Judge will hear arguments from clinic about Mississippi abortion law

JACKSON, Miss. (AP) — Inside Mississippi’s only abortion clinic, administrator Shannon Brewer has been fielding phone calls from women who want to know whether they can still terminate a pregnancy if they think they might be more than a few weeks along.

The confusion comes from a Mississippi law that’s set to ban abortions after a fetus’s heartbeat is detected: About six weeks into a pregnancy, before many women know they are pregnant. The clinic has sued to block it, and a judge was scheduled to hear arguments on the request today.
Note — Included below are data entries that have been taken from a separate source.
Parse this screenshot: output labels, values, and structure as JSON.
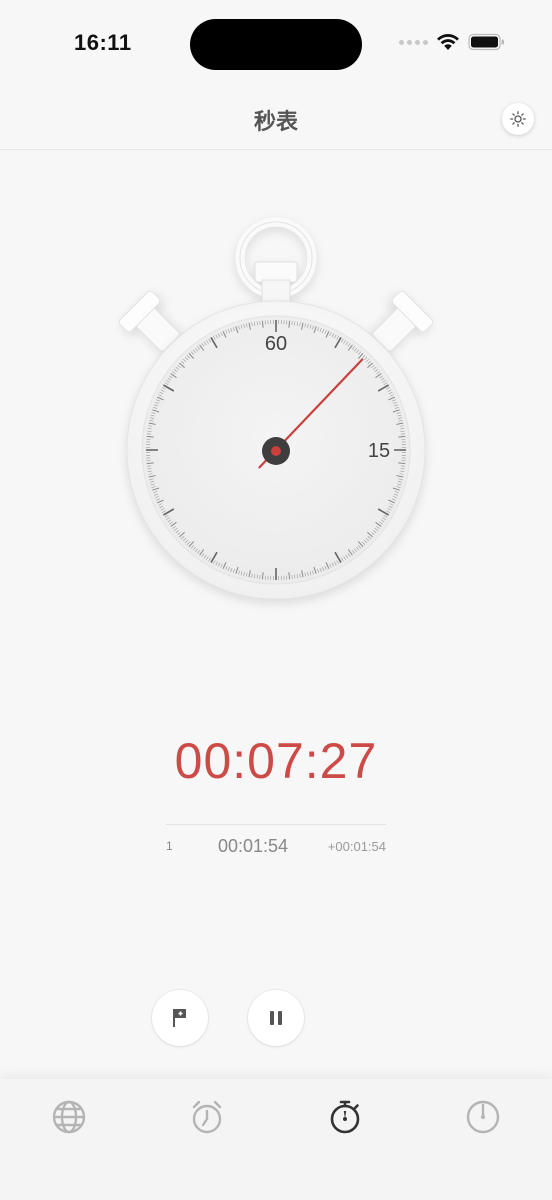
{
  "status_bar": {
    "time": "16:11"
  },
  "header": {
    "title": "秒表",
    "theme_icon": "sun-icon"
  },
  "stopwatch_dial": {
    "label_top": "60",
    "label_right": "15",
    "hand_seconds": 7.27,
    "hand_color": "#c9403d"
  },
  "display": {
    "elapsed": "00:07:27",
    "color": "#cc4b46"
  },
  "laps": [
    {
      "index": "1",
      "time": "00:01:54",
      "diff": "+00:01:54"
    }
  ],
  "controls": {
    "lap_icon": "flag-icon",
    "pause_icon": "pause-icon"
  },
  "tabs": [
    {
      "name": "world-clock",
      "icon": "globe-icon",
      "active": false
    },
    {
      "name": "alarm",
      "icon": "alarm-clock-icon",
      "active": false
    },
    {
      "name": "stopwatch",
      "icon": "stopwatch-icon",
      "active": true
    },
    {
      "name": "timer",
      "icon": "timer-icon",
      "active": false
    }
  ]
}
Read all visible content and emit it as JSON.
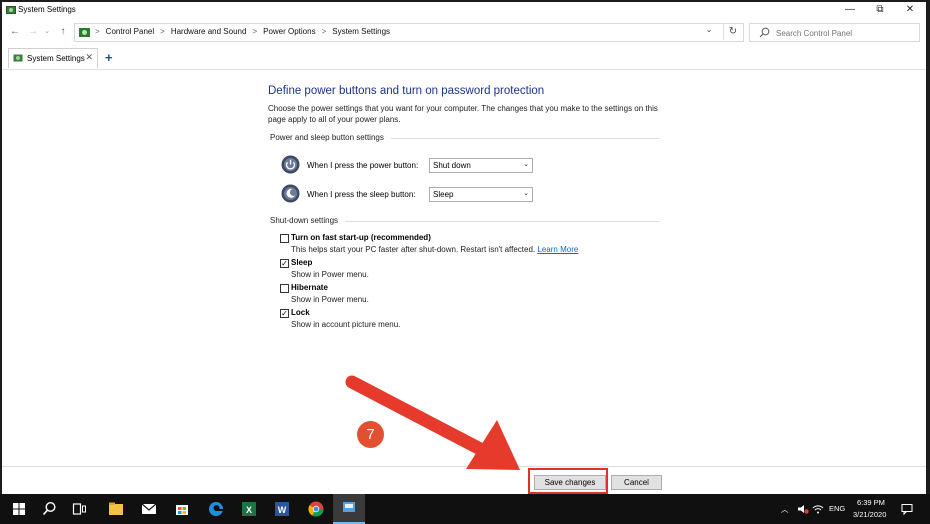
{
  "window": {
    "title": "System Settings",
    "buttons": {
      "minimize": "—",
      "maximize": "⧉",
      "close": "✕"
    }
  },
  "address": {
    "crumbs": [
      "Control Panel",
      "Hardware and Sound",
      "Power Options",
      "System Settings"
    ],
    "separator": ">"
  },
  "search": {
    "placeholder": "Search Control Panel"
  },
  "tab": {
    "label": "System Settings",
    "close": "✕",
    "new": "+"
  },
  "content": {
    "heading": "Define power buttons and turn on password protection",
    "description": "Choose the power settings that you want for your computer. The changes that you make to the settings on this page apply to all of your power plans.",
    "power_group": {
      "title": "Power and sleep button settings",
      "power_button": {
        "label": "When I press the power button:",
        "value": "Shut down"
      },
      "sleep_button": {
        "label": "When I press the sleep button:",
        "value": "Sleep"
      }
    },
    "shutdown_group": {
      "title": "Shut-down settings",
      "items": [
        {
          "label": "Turn on fast start-up (recommended)",
          "sub": "This helps start your PC faster after shut-down. Restart isn't affected.",
          "link": "Learn More",
          "checked": false
        },
        {
          "label": "Sleep",
          "sub": "Show in Power menu.",
          "checked": true
        },
        {
          "label": "Hibernate",
          "sub": "Show in Power menu.",
          "checked": false
        },
        {
          "label": "Lock",
          "sub": "Show in account picture menu.",
          "checked": true
        }
      ]
    }
  },
  "footer": {
    "save_label": "Save changes",
    "cancel_label": "Cancel"
  },
  "annotation": {
    "step": "7",
    "color": "#e0302a"
  },
  "taskbar": {
    "tray": {
      "language": "ENG",
      "time": "6:39 PM",
      "date": "3/21/2020"
    }
  }
}
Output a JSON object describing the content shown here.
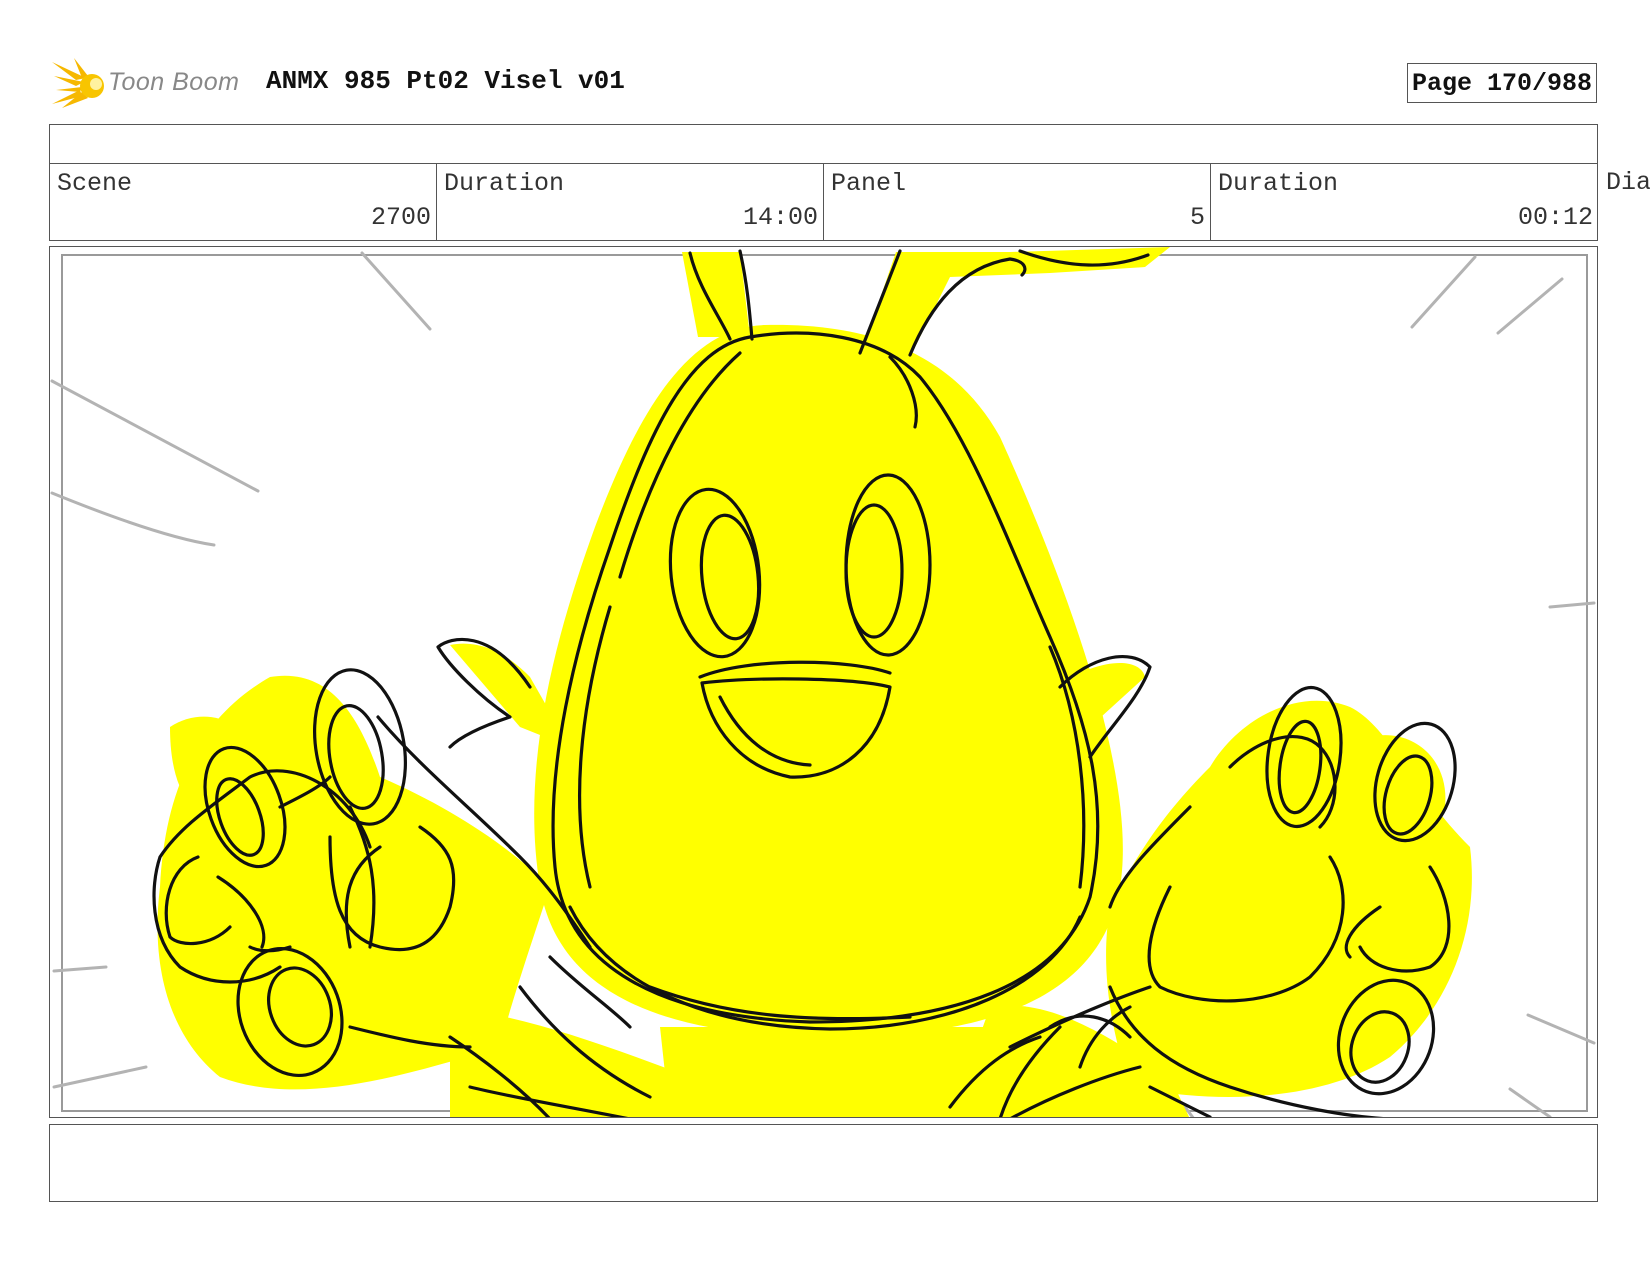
{
  "header": {
    "logo_text": "Toon Boom",
    "logo_icon": "toon-boom-star-icon",
    "title": "ANMX 985 Pt02 Visel v01",
    "page": "Page 170/988"
  },
  "table": {
    "scene_label": "Scene",
    "scene_value": "2700",
    "scene_duration_label": "Duration",
    "scene_duration_value": "14:00",
    "panel_label": "Panel",
    "panel_value": "5",
    "panel_duration_label": "Duration",
    "panel_duration_value": "00:12",
    "overflow_label": "Dia"
  },
  "colors": {
    "character_fill": "#ffff00",
    "line": "#111111",
    "logo_accent": "#f6b800"
  }
}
Brewer says that since abortion has been in the news frequently for the past few months, the Mississippi clinic, the Jackson Women’s Health Organization, is receiving calls from potential patients not only from inside the state but also from Alabama, Florida, Georgia, Louisiana and Tennessee.

“They’re calling to make sure we’re not closed,” she said.

The Mississippi law, signed by Republican Gov. Phil Bryant in March, says physicians who perform abortions after a fetal heartbeat is detected could face revocation of their state medical licenses.

It also says abortions could be allowed after a fetal heartbeat is found if a pregnancy endangers a woman’s life or one of her major bodily functions. Legislators rejected efforts to allow exceptions for pregnancies caused by rape or incest.

The Jackson Women’s Health Organization says the law is unconstitutional under the U.S. Supreme Court’s 1973 Roe v. Wade decision, which legalized abortion nationwide.

Abortion opponents have pushed new restrictions in several states this year — the most recent being Alabama, which just last week passed a law banning nearly all abortions — in the hopes that a case will make its way to the high court.